Resource Attacks
Resource attacks generate load across computing resources including CPU, memory, and storage. This lets you prepare for sudden changes in load, validate autoscaling rules, test monitoring and alerting configurations, and make sure your systems are stable even under heavy demand.
CPU Attacks
CPU attacks are often called the “Hello World” of Chaos Engineering, referring to introductory programming exercises that simply print the phrase “Hello World”. While CPU attacks are simple and a great starting point, unlike a “Hello World” program, they’re also extremely useful for real-world applications.
Although modern computers typically have multiple cores per CPU (and for higher-end systems and servers, multiple CPUs) in order to run multiple concurrent operations, they still have limits. These limits are easy to hit in normal, everyday operations—for example, when multiple applications compete for resources (often called the “noisy neighbor” problem). CPU attacks help you ensure that your application behaves as expected even when CPU capacity is limited or exhausted. CPU attacks can also help test and validate automatic remediation processes, such as auto-scaling and load balancing.
CPU attacks can answer questions such as:
- How is the user experience impacted when CPU resources are exhausted?
- Do I have monitoring and alerting in place to detect CPU spikes?
- Do I have quotas configured to limit CPU by application/process/container?
- Do I have cleanup scripts to get rid of corrupted threads?
Memory Attacks
Memory (or RAM, short for random access memory) is a critical resource that determines how many processes can run simultaneously on a system, as well as how much data those processes can work with at any given time. RAM is essential to both system stability and performance. While it’s possible to exhaust CPU capacity without significant consequences, exhausting RAM can cause a system to lock up, processes to close, and create significant disk activity due to memory paging (also known as thrashing).

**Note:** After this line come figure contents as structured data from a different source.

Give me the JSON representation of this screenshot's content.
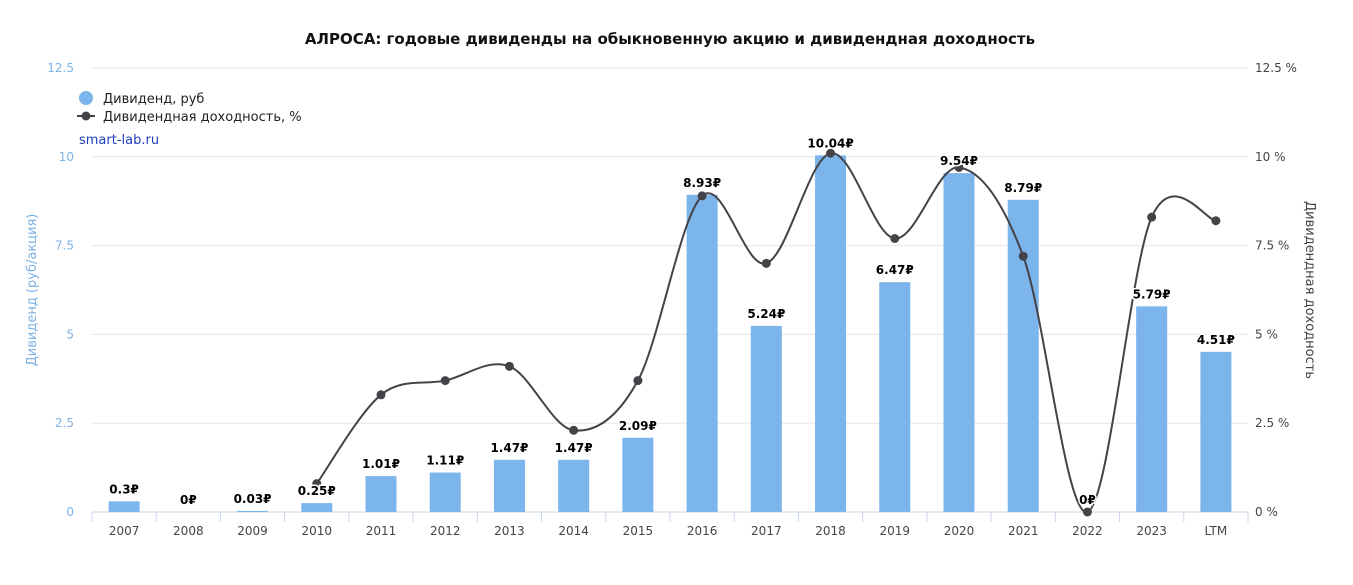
{
  "chart_data": {
    "type": "bar",
    "title": "АЛРОСА: годовые дивиденды на обыкновенную акцию и дивидендная доходность",
    "categories": [
      "2007",
      "2008",
      "2009",
      "2010",
      "2011",
      "2012",
      "2013",
      "2014",
      "2015",
      "2016",
      "2017",
      "2018",
      "2019",
      "2020",
      "2021",
      "2022",
      "2023",
      "LTM"
    ],
    "series": [
      {
        "name": "Дивиденд, руб",
        "type": "bar",
        "axis": "left",
        "color": "#7cb5ec",
        "values": [
          0.3,
          0,
          0.03,
          0.25,
          1.01,
          1.11,
          1.47,
          1.47,
          2.09,
          8.93,
          5.24,
          10.04,
          6.47,
          9.54,
          8.79,
          0,
          5.79,
          4.51
        ],
        "labels": [
          "0.3₽",
          "0₽",
          "0.03₽",
          "0.25₽",
          "1.01₽",
          "1.11₽",
          "1.47₽",
          "1.47₽",
          "2.09₽",
          "8.93₽",
          "5.24₽",
          "10.04₽",
          "6.47₽",
          "9.54₽",
          "8.79₽",
          "0₽",
          "5.79₽",
          "4.51₽"
        ]
      },
      {
        "name": "Дивидендная доходность, %",
        "type": "line",
        "axis": "right",
        "color": "#434348",
        "values": [
          null,
          null,
          null,
          0.8,
          3.3,
          3.7,
          4.1,
          2.3,
          3.7,
          8.9,
          7.0,
          10.1,
          7.7,
          9.7,
          7.2,
          0.0,
          8.3,
          8.2
        ]
      }
    ],
    "y_left": {
      "label": "Дивиденд (руб/акция)",
      "ylim": [
        0,
        12.5
      ],
      "ticks": [
        "0",
        "2.5",
        "5",
        "7.5",
        "10",
        "12.5"
      ]
    },
    "y_right": {
      "label": "Дивидендная доходность",
      "ylim": [
        0,
        12.5
      ],
      "ticks": [
        "0 %",
        "2.5 %",
        "5 %",
        "7.5 %",
        "10 %",
        "12.5 %"
      ]
    },
    "grid": true,
    "legend_position": "top-left",
    "watermark": "smart-lab.ru"
  }
}
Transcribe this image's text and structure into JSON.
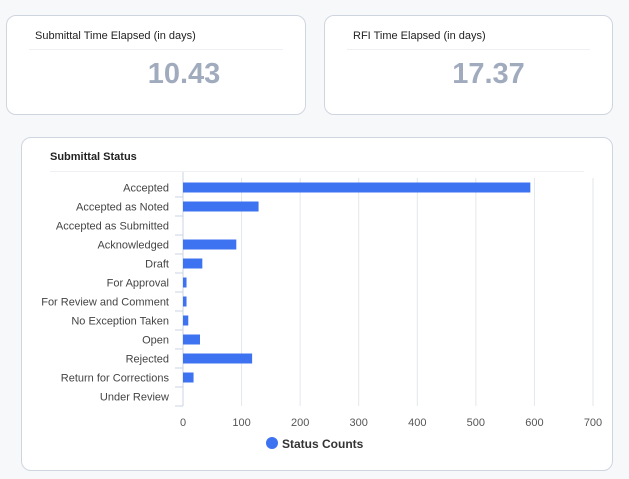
{
  "kpis": [
    {
      "title": "Submittal Time Elapsed (in days)",
      "value": "10.43"
    },
    {
      "title": "RFI Time Elapsed (in days)",
      "value": "17.37"
    }
  ],
  "chart_data": {
    "type": "bar",
    "orientation": "horizontal",
    "title": "Submittal Status",
    "categories": [
      "Accepted",
      "Accepted as Noted",
      "Accepted as Submitted",
      "Acknowledged",
      "Draft",
      "For Approval",
      "For Review and Comment",
      "No Exception Taken",
      "Open",
      "Rejected",
      "Return for Corrections",
      "Under Review"
    ],
    "series": [
      {
        "name": "Status Counts",
        "values": [
          593,
          129,
          0,
          91,
          33,
          6,
          6,
          9,
          29,
          118,
          18,
          0
        ],
        "color": "#3d72f0"
      }
    ],
    "xlim": [
      0,
      700
    ],
    "xticks": [
      0,
      100,
      200,
      300,
      400,
      500,
      600,
      700
    ],
    "grid": true,
    "legend": "bottom"
  }
}
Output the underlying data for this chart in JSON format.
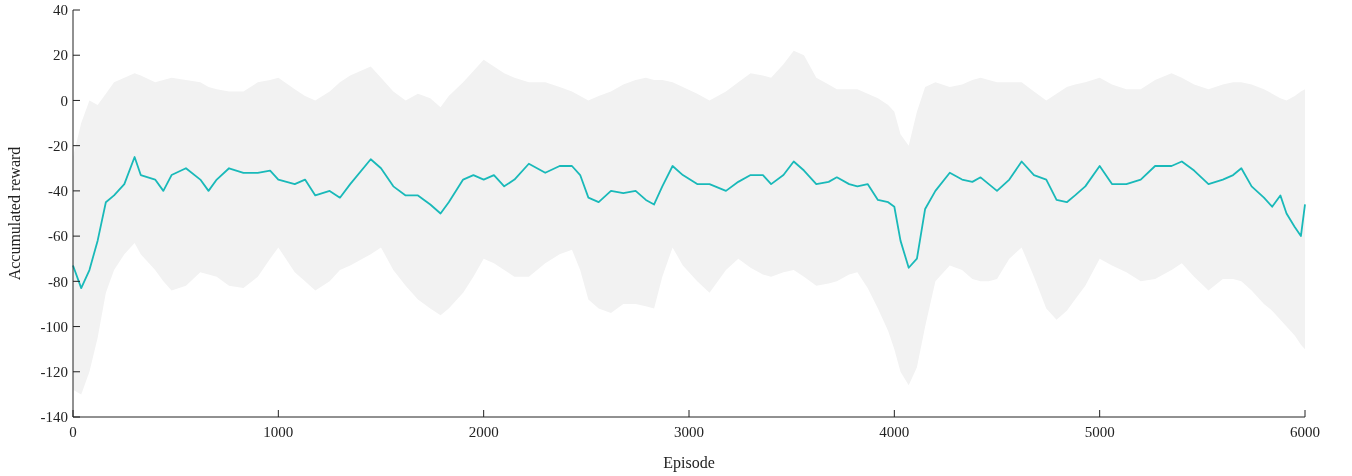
{
  "chart_data": {
    "type": "line",
    "xlabel": "Episode",
    "ylabel": "Accumulated reward",
    "xlim": [
      0,
      6000
    ],
    "xticks": [
      0,
      1000,
      2000,
      3000,
      4000,
      5000,
      6000
    ],
    "ylim": [
      -140,
      40
    ],
    "yticks": [
      -140,
      -120,
      -100,
      -80,
      -60,
      -40,
      -20,
      0,
      20,
      40
    ],
    "series": [
      {
        "color": "#19b9b9",
        "x": [
          0,
          40,
          80,
          120,
          160,
          200,
          250,
          300,
          330,
          400,
          440,
          480,
          550,
          620,
          660,
          700,
          760,
          830,
          900,
          960,
          1000,
          1080,
          1130,
          1180,
          1250,
          1300,
          1350,
          1450,
          1500,
          1560,
          1620,
          1680,
          1740,
          1790,
          1830,
          1900,
          1950,
          2000,
          2050,
          2100,
          2150,
          2220,
          2300,
          2370,
          2430,
          2470,
          2510,
          2560,
          2620,
          2680,
          2740,
          2790,
          2830,
          2870,
          2920,
          2970,
          3040,
          3100,
          3180,
          3240,
          3300,
          3360,
          3400,
          3460,
          3510,
          3560,
          3620,
          3680,
          3720,
          3780,
          3820,
          3870,
          3920,
          3970,
          4000,
          4030,
          4070,
          4110,
          4150,
          4200,
          4270,
          4330,
          4380,
          4420,
          4460,
          4500,
          4560,
          4620,
          4680,
          4740,
          4790,
          4840,
          4880,
          4930,
          5000,
          5060,
          5130,
          5200,
          5270,
          5350,
          5400,
          5460,
          5530,
          5600,
          5650,
          5690,
          5740,
          5800,
          5840,
          5880,
          5910,
          5950,
          5980,
          6000
        ],
        "values": [
          -73,
          -83,
          -75,
          -62,
          -45,
          -42,
          -37,
          -25,
          -33,
          -35,
          -40,
          -33,
          -30,
          -35,
          -40,
          -35,
          -30,
          -32,
          -32,
          -31,
          -35,
          -37,
          -35,
          -42,
          -40,
          -43,
          -37,
          -26,
          -30,
          -38,
          -42,
          -42,
          -46,
          -50,
          -45,
          -35,
          -33,
          -35,
          -33,
          -38,
          -35,
          -28,
          -32,
          -29,
          -29,
          -33,
          -43,
          -45,
          -40,
          -41,
          -40,
          -44,
          -46,
          -38,
          -29,
          -33,
          -37,
          -37,
          -40,
          -36,
          -33,
          -33,
          -37,
          -33,
          -27,
          -31,
          -37,
          -36,
          -34,
          -37,
          -38,
          -37,
          -44,
          -45,
          -47,
          -62,
          -74,
          -70,
          -48,
          -40,
          -32,
          -35,
          -36,
          -34,
          -37,
          -40,
          -35,
          -27,
          -33,
          -35,
          -44,
          -45,
          -42,
          -38,
          -29,
          -37,
          -37,
          -35,
          -29,
          -29,
          -27,
          -31,
          -37,
          -35,
          -33,
          -30,
          -38,
          -43,
          -47,
          -42,
          -50,
          -56,
          -60,
          -46
        ],
        "upper": [
          -25,
          -10,
          0,
          -2,
          3,
          8,
          10,
          12,
          11,
          8,
          9,
          10,
          9,
          8,
          6,
          5,
          4,
          4,
          8,
          9,
          10,
          5,
          2,
          0,
          4,
          8,
          11,
          15,
          10,
          4,
          0,
          3,
          1,
          -3,
          2,
          8,
          13,
          18,
          15,
          12,
          10,
          8,
          8,
          6,
          4,
          2,
          0,
          2,
          4,
          7,
          9,
          10,
          9,
          9,
          8,
          6,
          3,
          0,
          4,
          8,
          12,
          11,
          10,
          16,
          22,
          20,
          10,
          7,
          5,
          5,
          5,
          3,
          1,
          -2,
          -5,
          -15,
          -20,
          -5,
          6,
          8,
          6,
          7,
          9,
          10,
          9,
          8,
          8,
          8,
          4,
          0,
          3,
          6,
          7,
          8,
          10,
          7,
          5,
          5,
          9,
          12,
          10,
          7,
          5,
          7,
          8,
          8,
          7,
          5,
          3,
          1,
          0,
          2,
          4,
          5
        ],
        "lower": [
          -128,
          -130,
          -120,
          -105,
          -85,
          -75,
          -68,
          -63,
          -68,
          -75,
          -80,
          -84,
          -82,
          -76,
          -77,
          -78,
          -82,
          -83,
          -78,
          -70,
          -65,
          -76,
          -80,
          -84,
          -80,
          -75,
          -73,
          -68,
          -65,
          -75,
          -82,
          -88,
          -92,
          -95,
          -92,
          -85,
          -78,
          -70,
          -72,
          -75,
          -78,
          -78,
          -72,
          -68,
          -66,
          -75,
          -88,
          -92,
          -94,
          -90,
          -90,
          -91,
          -92,
          -78,
          -65,
          -73,
          -80,
          -85,
          -75,
          -70,
          -74,
          -77,
          -78,
          -76,
          -75,
          -78,
          -82,
          -81,
          -80,
          -77,
          -76,
          -83,
          -92,
          -102,
          -110,
          -120,
          -126,
          -118,
          -100,
          -80,
          -73,
          -75,
          -79,
          -80,
          -80,
          -79,
          -70,
          -65,
          -78,
          -92,
          -97,
          -93,
          -88,
          -82,
          -70,
          -73,
          -76,
          -80,
          -79,
          -75,
          -72,
          -78,
          -84,
          -79,
          -79,
          -80,
          -84,
          -90,
          -93,
          -97,
          -100,
          -104,
          -108,
          -110
        ]
      }
    ]
  }
}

The Memory attack consumes a set amount of RAM, either as a specific amount (in MB or GB) or as a percentage of total system memory. By purposefully consuming memory, you can test your systems to ensure they can tolerate a sudden increase in usage, and to gauge the impact on performance. Running Memory attacks can answer questions such as:
- How does application and system performance/stability degrade as memory resources become scarce?
- Do we have alerting set up to detect when memory becomes scarce? Is it working?
- How does the system handle low-memory or out-of-memory (OOM) situations? Does it crash? Does the “OOM Killer” process start closing applications?
- When the application degrades due to memory loss, is any user data lost?
Disk Attacks
Disk space is a necessary resource for persistent data such as operating system files, database records, configuration files, and logs for troubleshooting and debugging. Disks also perform critical operational functions, such as providing swap space for virtual memory, which prevents system crashes due to out-of-memory errors. Modern systems typically use solid-state drives (SSDs) instead of more traditional hard disk drives (HDDs), but the word “disk” refers to all kinds of persistent storage.
Disk attacks will help you determine how your systems and applications behave when storage space is limited or unavailable. They can also help validate dynamic storage provisioning systems, such as database sharding and persistent volumes in Kubernetes. Disk attacks can answer questions such as:
- Do we have alerts set up to tell us when disk usage is close to capacity? Is the lead time long enough?
- When the disk is almost full, do we know how to mitigate the situation?
- Do we have mechanisms or policies in place to add capacity when we run low?
- Do our applications fail when the disk is full? Is user data lost as a result of this failure?
I/O Attacks
Reading and writing to disks often remains the slowest part of most applications, especially when using spinning disks. As applications handle larger volumes of data and perform more operations, the increased IO (short for input/output) can have a magnifying effect on latency and even lead to timeouts and incidents. It can also impact your CPU resources.
IO attacks allow you to simulate heavy IO operations and view their effect on your applications. With this knowledge, you can build more reliable applications by optimizing your systems for faster IO (e.g. moving to SSDs), using caching mechanisms to avoid disk interactions, or performing heavy read/write operations in memory while periodically persisting to disk.
IO attacks answer questions such as:
- What happens when the application can’t write to disk due to latency? Is the user forced to wait? Do they need to resubmit their request?
- How much disk latency can the system handle before data becomes corrupt or unavailable?
- Do we have alerts in place to detect IO bottlenecks? Do we know how IO impacts other performance issues, such as high request latency?